Дорога пошла в горку, а у большого одноэтажного дома из песчаника, окруженного кустами, белыми пристройками и загонами для лошадей, спустилась вниз. Слева, на большом лугу, паслось несколько племенных лошадей. Справа, под небольшим тентом, группа людей наблюдала за объездкой молодого жеребца.

Среди них я увидел Мака Эндрю — коренастого темноволосого кельта в рубашке хаки и коротких штанах. Он облокотился об ограду с видом отдыхающего фермера, но его глаза, окутанные сетью морщин, не упускали ни одной детали. Время от времени он отдавал тихие приказы всаднику в седле. Услышав мои шаги, он обернулся, на секунду замер, широко улыбаясь подошел ко мне и протянул руку.

— Ландигэн!
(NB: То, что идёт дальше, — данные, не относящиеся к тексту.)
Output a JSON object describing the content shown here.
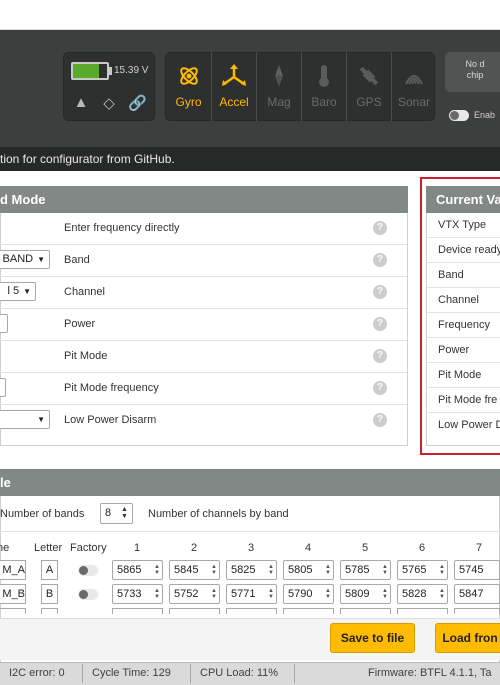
{
  "header": {
    "battery_voltage": "15.39 V",
    "battery_level": 0.75,
    "status_icons": [
      "warning-icon",
      "gem-icon",
      "link-icon"
    ],
    "sensors": [
      {
        "label": "Gyro",
        "active": true,
        "icon": "gyro-icon"
      },
      {
        "label": "Accel",
        "active": true,
        "icon": "accel-icon"
      },
      {
        "label": "Mag",
        "active": false,
        "icon": "mag-icon"
      },
      {
        "label": "Baro",
        "active": false,
        "icon": "baro-icon"
      },
      {
        "label": "GPS",
        "active": false,
        "icon": "gps-icon"
      },
      {
        "label": "Sonar",
        "active": false,
        "icon": "sonar-icon"
      }
    ],
    "nodata_line1": "No d",
    "nodata_line2": "chip",
    "enable_label": "Enab",
    "accent": "#ffbb00"
  },
  "notice": "tion for configurator from GitHub.",
  "left_panel": {
    "title": "d Mode",
    "rows": [
      {
        "label": "Enter frequency directly"
      },
      {
        "label": "Band",
        "value": "BAND"
      },
      {
        "label": "Channel",
        "value": "l 5"
      },
      {
        "label": "Power"
      },
      {
        "label": "Pit Mode"
      },
      {
        "label": "Pit Mode frequency"
      },
      {
        "label": "Low Power Disarm"
      }
    ],
    "help": "?"
  },
  "right_panel": {
    "title": "Current Va",
    "rows": [
      "VTX Type",
      "Device ready",
      "Band",
      "Channel",
      "Frequency",
      "Power",
      "Pit Mode",
      "Pit Mode fre",
      "Low Power D"
    ]
  },
  "table_panel": {
    "title": "le",
    "bands_label": "Number of bands",
    "bands_value": "8",
    "channels_label": "Number of channels by band",
    "col_name": "ne",
    "col_letter": "Letter",
    "col_factory": "Factory",
    "channel_headers": [
      "1",
      "2",
      "3",
      "4",
      "5",
      "6",
      "7"
    ],
    "rows": [
      {
        "name": "M_A",
        "letter": "A",
        "freqs": [
          "5865",
          "5845",
          "5825",
          "5805",
          "5785",
          "5765",
          "5745"
        ]
      },
      {
        "name": "M_B",
        "letter": "B",
        "freqs": [
          "5733",
          "5752",
          "5771",
          "5790",
          "5809",
          "5828",
          "5847"
        ]
      }
    ]
  },
  "buttons": {
    "save": "Save to file",
    "load": "Load fron"
  },
  "status_bar": {
    "i2c": "I2C error: 0",
    "cycle": "Cycle Time: 129",
    "cpu": "CPU Load: 11%",
    "firmware": "Firmware: BTFL 4.1.1, Ta"
  }
}
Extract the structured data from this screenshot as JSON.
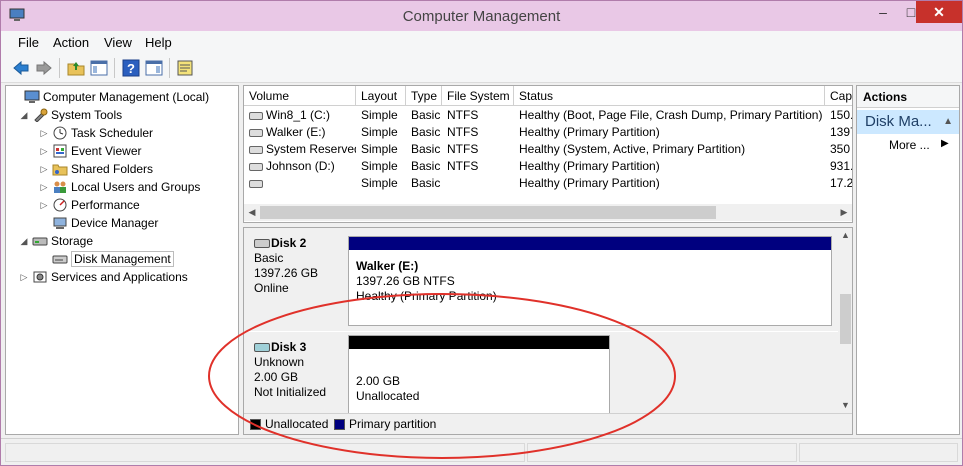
{
  "window": {
    "title": "Computer Management",
    "controls": {
      "minimize": "–",
      "maximize": "□",
      "close": "✕"
    }
  },
  "menu": [
    "File",
    "Action",
    "View",
    "Help"
  ],
  "toolbar": {
    "buttons": [
      "back-icon",
      "forward-icon",
      "up-folder-icon",
      "show-hide-tree-icon",
      "help-icon",
      "show-hide-action-pane-icon",
      "properties-icon"
    ]
  },
  "tree": {
    "items": [
      {
        "label": "Computer Management (Local)",
        "expander": "",
        "icon": "computer-icon"
      },
      {
        "label": "System Tools",
        "expander": "◢",
        "icon": "tools-icon"
      },
      {
        "label": "Task Scheduler",
        "expander": "▷",
        "icon": "clock-icon"
      },
      {
        "label": "Event Viewer",
        "expander": "▷",
        "icon": "event-viewer-icon"
      },
      {
        "label": "Shared Folders",
        "expander": "▷",
        "icon": "shared-folder-icon"
      },
      {
        "label": "Local Users and Groups",
        "expander": "▷",
        "icon": "users-icon"
      },
      {
        "label": "Performance",
        "expander": "▷",
        "icon": "performance-icon"
      },
      {
        "label": "Device Manager",
        "expander": "",
        "icon": "device-manager-icon"
      },
      {
        "label": "Storage",
        "expander": "◢",
        "icon": "storage-icon"
      },
      {
        "label": "Disk Management",
        "expander": "",
        "icon": "disk-management-icon"
      },
      {
        "label": "Services and Applications",
        "expander": "▷",
        "icon": "services-icon"
      }
    ]
  },
  "volumes": {
    "columns": [
      "Volume",
      "Layout",
      "Type",
      "File System",
      "Status",
      "Cap"
    ],
    "rows": [
      {
        "volume": "Win8_1 (C:)",
        "layout": "Simple",
        "type": "Basic",
        "fs": "NTFS",
        "status": "Healthy (Boot, Page File, Crash Dump, Primary Partition)",
        "cap": "150."
      },
      {
        "volume": "Walker (E:)",
        "layout": "Simple",
        "type": "Basic",
        "fs": "NTFS",
        "status": "Healthy (Primary Partition)",
        "cap": "1397"
      },
      {
        "volume": "System Reserved",
        "layout": "Simple",
        "type": "Basic",
        "fs": "NTFS",
        "status": "Healthy (System, Active, Primary Partition)",
        "cap": "350"
      },
      {
        "volume": "Johnson (D:)",
        "layout": "Simple",
        "type": "Basic",
        "fs": "NTFS",
        "status": "Healthy (Primary Partition)",
        "cap": "931."
      },
      {
        "volume": "",
        "layout": "Simple",
        "type": "Basic",
        "fs": "",
        "status": "Healthy (Primary Partition)",
        "cap": "17.2"
      }
    ]
  },
  "disks": [
    {
      "name": "Disk 2",
      "type": "Basic",
      "size": "1397.26 GB",
      "state": "Online",
      "partition": {
        "title": "Walker  (E:)",
        "size_fs": "1397.26 GB NTFS",
        "status": "Healthy (Primary Partition)",
        "color": "#00007f"
      }
    },
    {
      "name": "Disk 3",
      "type": "Unknown",
      "size": "2.00 GB",
      "state": "Not Initialized",
      "partition": {
        "size": "2.00 GB",
        "status": "Unallocated",
        "color": "#000000"
      }
    }
  ],
  "legend": [
    {
      "label": "Unallocated",
      "color": "#000000"
    },
    {
      "label": "Primary partition",
      "color": "#00007f"
    }
  ],
  "actions": {
    "header": "Actions",
    "selected": "Disk Ma...",
    "more": "More ..."
  }
}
Черт возьми, рад тебя видеть!

Глупо улыбаясь, я потряс его руку и выдавил из себя:

— Привет Мак!

— Какими судьбами в Кэмпдон?

— Ну, я… мне нужно поговорить с тобой, если у тебя есть время…

Меня, видно, выдали глаза и интонация, потому что он посмотрел на меня с пристальным вниманием.

— Конечно. Сколько угодно! Извини, мне надо сказать пару слов ребятам.

Он подошел к ограде уверенной походкой человека, который находится дома и чувствует себя в своей тарелке среди этих людей, лошадей и многочисленных пастбищ.

Когда-то я спас его у Трабриандских островов — высохший, желтый скелет, последний из оставшихся в живых десантников, которых через два дня после высадки вырезали японцы. Измученный дизентерией, малярийной лихорадкой, он один вышел к назначенному месту. Я вытащил его из-под огня патруля и теперь пришел за долгом.

Мак Эндрю вернулся, и мы направились к дому.

— Давненько мы с тобой не виделись, Ренн.

— Да, одиннадцать, двенадцать лет?..

— Моя жена сейчас в городе. Конечно, ты останешься?! Я хочу вас познакомить, она с радостью с тобой встретится.

Я покачал головой:

— Извини, Мак, мне нужно ехать.

Он был удивлен, обижен и немного нажал на меня.

— Но так же нельзя! Неожиданно появился, внезапно исчезаешь. Ты должен остаться!

— Может быть, ты сначала выслушаешь, зачем я приехал.

Такой ответ не очень приятная вещь, если ты не видел человека двенадцать лет. Но, что еще я мог сказать? Я чувствовал себя неудобно и уже жалел, что приехал.

Он взял меня под руку и провел через веранду с огромную гостиную с начищенными до блеска полами, яркими коврами, дорогими картинами, кожаными креслами около большого каменного камина.

— Устраивайся поудобней, Ренн. Я налью по стопочке. Виски?

— Спасибо.

Кресло было большим и удобным, но я не мог расслабиться. Мышцы лица задеревенели, во рту пересохло, пальцы тряслись. Я сжал ручки кресла, чтобы унять дрожь. Мак Эндрю принес бокалы, передал один мне и сел напротив:

— Твое здоровье, Ренн, и со встречей!

— Твое здоровье, Мак!

Шотландское виски незаметно проскочило внутрь, по телу разлилась приятная теплота. Мак Эндрю наблюдал за мной с хладнокровным участием.

— Ты нездоров, Ренн?

— Нездоров? — я попытался рассмеяться, но вместо этого выдавил из себя сухой кашляющий звук. — Нет. По крайней мере, с точки зрения врачей, я абсолютно здоров.

— Друг может поставить совершенно другой диагноз.

Его доброта, смущение, искренняя благожелательность неожиданно заставили меня разозлиться на самого себя. Я с усилием поднялся с кресла, подошел к камину и посмотрел на него. Казалось, слова с трудом находят дорогу, обдирая мое горло.

— Так вот. Я плохой друг, и приехал сюда не для того, чтобы тебя увидеть. Я приехал, потому что мне нужна тысяча фунтов, и ты единственный, кто может мне помочь.

На лице Мака Эндрю не появилось ни малейшего удивления. Он посмотрел на бокал.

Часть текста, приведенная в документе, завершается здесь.